From a savings and investments perspective, the big news of the budget is the new Rajiv Gandhi Equity Scheme. This is the first enhancement in the tax rebate that one can gain from investing in equity in more than a decade. Since nothing drives investment behaviour as strongly as the prospect of saving tax, the scheme is likely to see wide participation. It’s interesting to note that this is a pure equity scheme. If you want this tax rebate, then you must invest in equity — there’s no choice.
This is a great thing for the equity markets and could be a source of significant new funds. However, based on what the minister said, there is a curious anomaly in this measure. Here’s what he said: ‘The scheme would allow for income tax deduction of 50% to new retail investors, who invest up to Rs. 50,000 directly in equities and whose annual income is below Rs. 10 lakh. The scheme will have a lock-in period of 3 years. The details will be announced in due course.” I hope that when the details are announced, then equity mutual funds are part of the definition.

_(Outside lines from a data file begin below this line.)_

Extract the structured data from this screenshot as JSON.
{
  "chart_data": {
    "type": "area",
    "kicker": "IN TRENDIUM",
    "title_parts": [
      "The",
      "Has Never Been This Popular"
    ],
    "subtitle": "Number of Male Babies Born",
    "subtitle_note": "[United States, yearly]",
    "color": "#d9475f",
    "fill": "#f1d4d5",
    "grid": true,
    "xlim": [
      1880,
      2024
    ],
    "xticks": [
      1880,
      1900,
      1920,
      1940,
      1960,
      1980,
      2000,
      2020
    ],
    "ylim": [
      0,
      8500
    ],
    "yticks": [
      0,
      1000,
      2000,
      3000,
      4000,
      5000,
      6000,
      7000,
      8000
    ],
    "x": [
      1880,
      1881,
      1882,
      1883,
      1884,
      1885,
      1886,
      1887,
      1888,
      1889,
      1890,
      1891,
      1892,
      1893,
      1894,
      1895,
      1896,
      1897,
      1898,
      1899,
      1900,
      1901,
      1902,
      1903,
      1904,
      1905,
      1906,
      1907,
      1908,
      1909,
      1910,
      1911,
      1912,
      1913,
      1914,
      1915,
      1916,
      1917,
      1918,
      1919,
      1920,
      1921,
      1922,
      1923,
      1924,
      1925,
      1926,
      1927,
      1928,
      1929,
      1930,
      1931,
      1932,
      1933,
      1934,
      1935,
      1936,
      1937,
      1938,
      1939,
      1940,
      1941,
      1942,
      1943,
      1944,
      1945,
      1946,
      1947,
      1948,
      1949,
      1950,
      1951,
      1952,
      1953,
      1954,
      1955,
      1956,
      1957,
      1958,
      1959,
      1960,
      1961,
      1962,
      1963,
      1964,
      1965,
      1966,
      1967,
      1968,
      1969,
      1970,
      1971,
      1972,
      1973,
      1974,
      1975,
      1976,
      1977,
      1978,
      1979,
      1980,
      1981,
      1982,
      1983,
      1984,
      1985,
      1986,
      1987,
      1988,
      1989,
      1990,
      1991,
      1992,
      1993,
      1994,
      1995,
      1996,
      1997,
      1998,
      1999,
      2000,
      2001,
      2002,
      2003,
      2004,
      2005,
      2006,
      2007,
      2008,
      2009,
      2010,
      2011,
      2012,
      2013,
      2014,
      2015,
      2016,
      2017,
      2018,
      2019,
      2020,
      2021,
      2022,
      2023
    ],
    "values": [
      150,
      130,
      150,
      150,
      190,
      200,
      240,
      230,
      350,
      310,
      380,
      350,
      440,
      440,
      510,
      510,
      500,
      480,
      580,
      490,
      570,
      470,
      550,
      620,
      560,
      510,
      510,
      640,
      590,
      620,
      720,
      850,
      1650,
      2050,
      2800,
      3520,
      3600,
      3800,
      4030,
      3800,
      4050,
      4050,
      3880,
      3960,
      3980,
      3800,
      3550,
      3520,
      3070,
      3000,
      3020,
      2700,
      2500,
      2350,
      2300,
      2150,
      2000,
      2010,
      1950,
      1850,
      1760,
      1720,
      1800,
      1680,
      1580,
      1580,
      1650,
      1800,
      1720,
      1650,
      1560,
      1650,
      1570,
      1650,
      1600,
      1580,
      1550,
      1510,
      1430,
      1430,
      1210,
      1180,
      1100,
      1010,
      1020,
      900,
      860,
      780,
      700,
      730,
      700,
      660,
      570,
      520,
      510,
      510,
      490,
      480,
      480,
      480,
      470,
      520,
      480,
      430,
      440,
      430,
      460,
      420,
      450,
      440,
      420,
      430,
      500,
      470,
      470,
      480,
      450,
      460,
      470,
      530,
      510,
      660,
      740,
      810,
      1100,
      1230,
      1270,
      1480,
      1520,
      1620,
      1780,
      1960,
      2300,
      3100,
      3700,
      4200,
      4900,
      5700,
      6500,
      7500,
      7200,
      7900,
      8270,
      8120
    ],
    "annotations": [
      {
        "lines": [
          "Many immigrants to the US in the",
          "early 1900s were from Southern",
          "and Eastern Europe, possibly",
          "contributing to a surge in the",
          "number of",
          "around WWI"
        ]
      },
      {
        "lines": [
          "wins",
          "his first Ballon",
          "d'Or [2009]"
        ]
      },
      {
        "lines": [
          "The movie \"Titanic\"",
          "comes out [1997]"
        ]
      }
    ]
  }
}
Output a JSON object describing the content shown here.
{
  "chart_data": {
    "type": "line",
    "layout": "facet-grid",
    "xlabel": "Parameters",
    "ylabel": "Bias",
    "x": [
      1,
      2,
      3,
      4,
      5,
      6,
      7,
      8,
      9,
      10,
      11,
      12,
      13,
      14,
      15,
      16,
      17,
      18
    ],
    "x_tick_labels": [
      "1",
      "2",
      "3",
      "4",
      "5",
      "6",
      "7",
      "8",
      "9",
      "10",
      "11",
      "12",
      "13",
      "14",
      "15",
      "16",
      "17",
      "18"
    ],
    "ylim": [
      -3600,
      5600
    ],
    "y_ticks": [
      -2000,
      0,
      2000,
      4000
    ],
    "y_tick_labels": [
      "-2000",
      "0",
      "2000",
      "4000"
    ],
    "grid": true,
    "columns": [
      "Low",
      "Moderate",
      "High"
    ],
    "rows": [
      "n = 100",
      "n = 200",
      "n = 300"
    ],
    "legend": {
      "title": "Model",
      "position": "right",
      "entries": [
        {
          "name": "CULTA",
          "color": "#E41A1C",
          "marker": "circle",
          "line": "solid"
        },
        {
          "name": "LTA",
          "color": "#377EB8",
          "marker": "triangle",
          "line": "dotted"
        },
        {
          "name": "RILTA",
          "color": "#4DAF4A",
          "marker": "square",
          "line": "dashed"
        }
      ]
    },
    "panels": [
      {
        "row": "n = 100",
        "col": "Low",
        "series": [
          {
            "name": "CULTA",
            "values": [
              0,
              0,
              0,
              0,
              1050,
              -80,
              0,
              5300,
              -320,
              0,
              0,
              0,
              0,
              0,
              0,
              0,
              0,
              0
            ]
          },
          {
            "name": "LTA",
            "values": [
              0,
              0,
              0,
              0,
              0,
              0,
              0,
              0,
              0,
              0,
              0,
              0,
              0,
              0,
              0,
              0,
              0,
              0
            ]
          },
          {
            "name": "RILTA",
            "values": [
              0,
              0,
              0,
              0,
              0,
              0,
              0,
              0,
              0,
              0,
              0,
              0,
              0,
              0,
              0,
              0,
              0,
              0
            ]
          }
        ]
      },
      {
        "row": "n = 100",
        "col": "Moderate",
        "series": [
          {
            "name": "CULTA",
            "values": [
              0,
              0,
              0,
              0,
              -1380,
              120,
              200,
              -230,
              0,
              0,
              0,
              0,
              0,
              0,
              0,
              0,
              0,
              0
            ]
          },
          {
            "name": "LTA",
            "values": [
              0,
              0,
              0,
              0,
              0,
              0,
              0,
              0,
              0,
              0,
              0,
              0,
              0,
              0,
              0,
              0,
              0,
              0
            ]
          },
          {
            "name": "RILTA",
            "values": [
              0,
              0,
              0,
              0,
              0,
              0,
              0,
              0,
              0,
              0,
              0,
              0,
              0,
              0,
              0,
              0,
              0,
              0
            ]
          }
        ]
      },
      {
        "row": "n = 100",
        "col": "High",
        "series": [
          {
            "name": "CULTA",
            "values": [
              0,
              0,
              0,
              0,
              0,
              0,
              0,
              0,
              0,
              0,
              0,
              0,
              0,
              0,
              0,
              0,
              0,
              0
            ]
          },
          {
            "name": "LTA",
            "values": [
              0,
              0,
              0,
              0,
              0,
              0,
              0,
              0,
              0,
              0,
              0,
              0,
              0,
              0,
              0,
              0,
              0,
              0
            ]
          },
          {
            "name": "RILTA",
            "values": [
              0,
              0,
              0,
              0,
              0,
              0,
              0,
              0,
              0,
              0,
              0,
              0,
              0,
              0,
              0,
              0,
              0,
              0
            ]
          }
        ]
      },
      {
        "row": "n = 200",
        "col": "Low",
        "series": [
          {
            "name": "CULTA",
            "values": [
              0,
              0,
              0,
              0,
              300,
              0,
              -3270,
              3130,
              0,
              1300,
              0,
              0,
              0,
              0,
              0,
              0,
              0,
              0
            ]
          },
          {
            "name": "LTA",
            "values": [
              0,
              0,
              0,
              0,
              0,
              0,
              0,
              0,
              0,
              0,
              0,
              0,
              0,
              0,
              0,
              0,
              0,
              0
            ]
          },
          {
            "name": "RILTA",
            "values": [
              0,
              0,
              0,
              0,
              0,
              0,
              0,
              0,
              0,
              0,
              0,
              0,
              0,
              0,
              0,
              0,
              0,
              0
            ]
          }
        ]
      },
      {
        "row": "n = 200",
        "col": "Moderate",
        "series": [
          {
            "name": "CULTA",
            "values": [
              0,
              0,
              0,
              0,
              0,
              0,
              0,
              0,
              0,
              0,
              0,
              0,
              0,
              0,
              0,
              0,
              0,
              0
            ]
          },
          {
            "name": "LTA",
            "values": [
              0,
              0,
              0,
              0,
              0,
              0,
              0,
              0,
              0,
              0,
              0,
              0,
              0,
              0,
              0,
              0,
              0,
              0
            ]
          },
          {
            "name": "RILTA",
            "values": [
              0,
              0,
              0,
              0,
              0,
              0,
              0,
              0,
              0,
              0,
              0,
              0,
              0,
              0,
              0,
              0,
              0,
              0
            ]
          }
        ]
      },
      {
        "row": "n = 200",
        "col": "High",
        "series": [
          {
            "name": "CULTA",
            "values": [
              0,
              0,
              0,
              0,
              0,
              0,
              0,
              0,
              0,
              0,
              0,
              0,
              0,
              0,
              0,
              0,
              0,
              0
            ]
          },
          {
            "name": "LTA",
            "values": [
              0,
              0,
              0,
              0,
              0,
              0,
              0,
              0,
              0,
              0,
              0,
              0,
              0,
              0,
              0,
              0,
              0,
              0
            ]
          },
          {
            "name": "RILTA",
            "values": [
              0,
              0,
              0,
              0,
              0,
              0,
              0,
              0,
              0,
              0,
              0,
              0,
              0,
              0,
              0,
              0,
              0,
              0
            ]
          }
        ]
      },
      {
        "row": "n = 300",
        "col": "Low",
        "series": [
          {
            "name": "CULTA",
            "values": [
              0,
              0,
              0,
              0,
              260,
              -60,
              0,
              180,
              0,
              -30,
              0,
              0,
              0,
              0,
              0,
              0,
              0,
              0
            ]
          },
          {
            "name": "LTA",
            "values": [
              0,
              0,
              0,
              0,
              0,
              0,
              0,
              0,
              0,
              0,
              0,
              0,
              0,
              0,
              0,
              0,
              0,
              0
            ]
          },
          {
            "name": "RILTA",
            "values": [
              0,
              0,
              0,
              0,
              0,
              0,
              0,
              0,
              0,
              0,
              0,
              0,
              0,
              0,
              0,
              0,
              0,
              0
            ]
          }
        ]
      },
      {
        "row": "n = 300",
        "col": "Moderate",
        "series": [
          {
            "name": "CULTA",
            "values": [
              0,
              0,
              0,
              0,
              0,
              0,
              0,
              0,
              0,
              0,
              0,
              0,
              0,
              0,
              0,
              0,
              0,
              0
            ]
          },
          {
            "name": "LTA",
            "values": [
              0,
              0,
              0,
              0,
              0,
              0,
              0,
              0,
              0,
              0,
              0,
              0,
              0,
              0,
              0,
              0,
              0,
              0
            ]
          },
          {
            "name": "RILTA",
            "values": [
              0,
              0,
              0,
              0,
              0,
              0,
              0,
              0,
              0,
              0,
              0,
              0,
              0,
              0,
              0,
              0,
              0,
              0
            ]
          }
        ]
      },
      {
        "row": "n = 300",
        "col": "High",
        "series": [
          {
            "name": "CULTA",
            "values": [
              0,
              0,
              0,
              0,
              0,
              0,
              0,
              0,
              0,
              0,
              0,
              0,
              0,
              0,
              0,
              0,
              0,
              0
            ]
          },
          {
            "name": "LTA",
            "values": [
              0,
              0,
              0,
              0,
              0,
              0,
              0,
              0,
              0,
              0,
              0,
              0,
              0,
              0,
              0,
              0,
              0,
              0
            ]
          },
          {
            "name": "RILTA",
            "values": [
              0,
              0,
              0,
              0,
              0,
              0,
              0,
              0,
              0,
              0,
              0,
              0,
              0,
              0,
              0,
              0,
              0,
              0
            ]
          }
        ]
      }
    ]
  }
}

Otherwise, to instigate inexperienced investors to buy stocks directly with a three-year lock-in could be the makings of an investment disaster that would give investors a decidedly unpleasant association with Rajiv Gandhi’s name. If structured correctly, this scheme could well generate long-term equity inflows of a scale that could match up to FII inflows.
Apart from the equity scheme, the move to exempt interest of up to Rs. 10,000 from income tax is significant and more important than it sounds at first. Last year, the government had exempted those who had no income except a salary of up to Rs. 5 lakh from filing tax returns.
Unfortunately, few people were able to use it since everyone has at least some interest income from a savings bank account. The new measure fixes that lacunae and will deliver practical simplification for people with simple finances.
Apart from the new equity scheme and the exemption of savings bank interest, there isn’t anything else that’s notable regarding personal finance.
However, over the last few years, tax slabs have lagged behind inflation so this hardly corrects the slippage. Fairness in tax slabs will come in when they start getting adjusted upwards automatically linked with inflation. It’s encouraging to see that this idea has finally gotten some attention. The recently submitted report on the DTC by the parliamentary committee has made this recommendation. It’s disappointing that the DTC is getting delayed more and more. It’s true that the parliamentary committee gave its recommendations too late for the bill to kick off this year, but the finance minister didn’t actually state in so many words that its targeted for next year. I hope that’s just an oversight.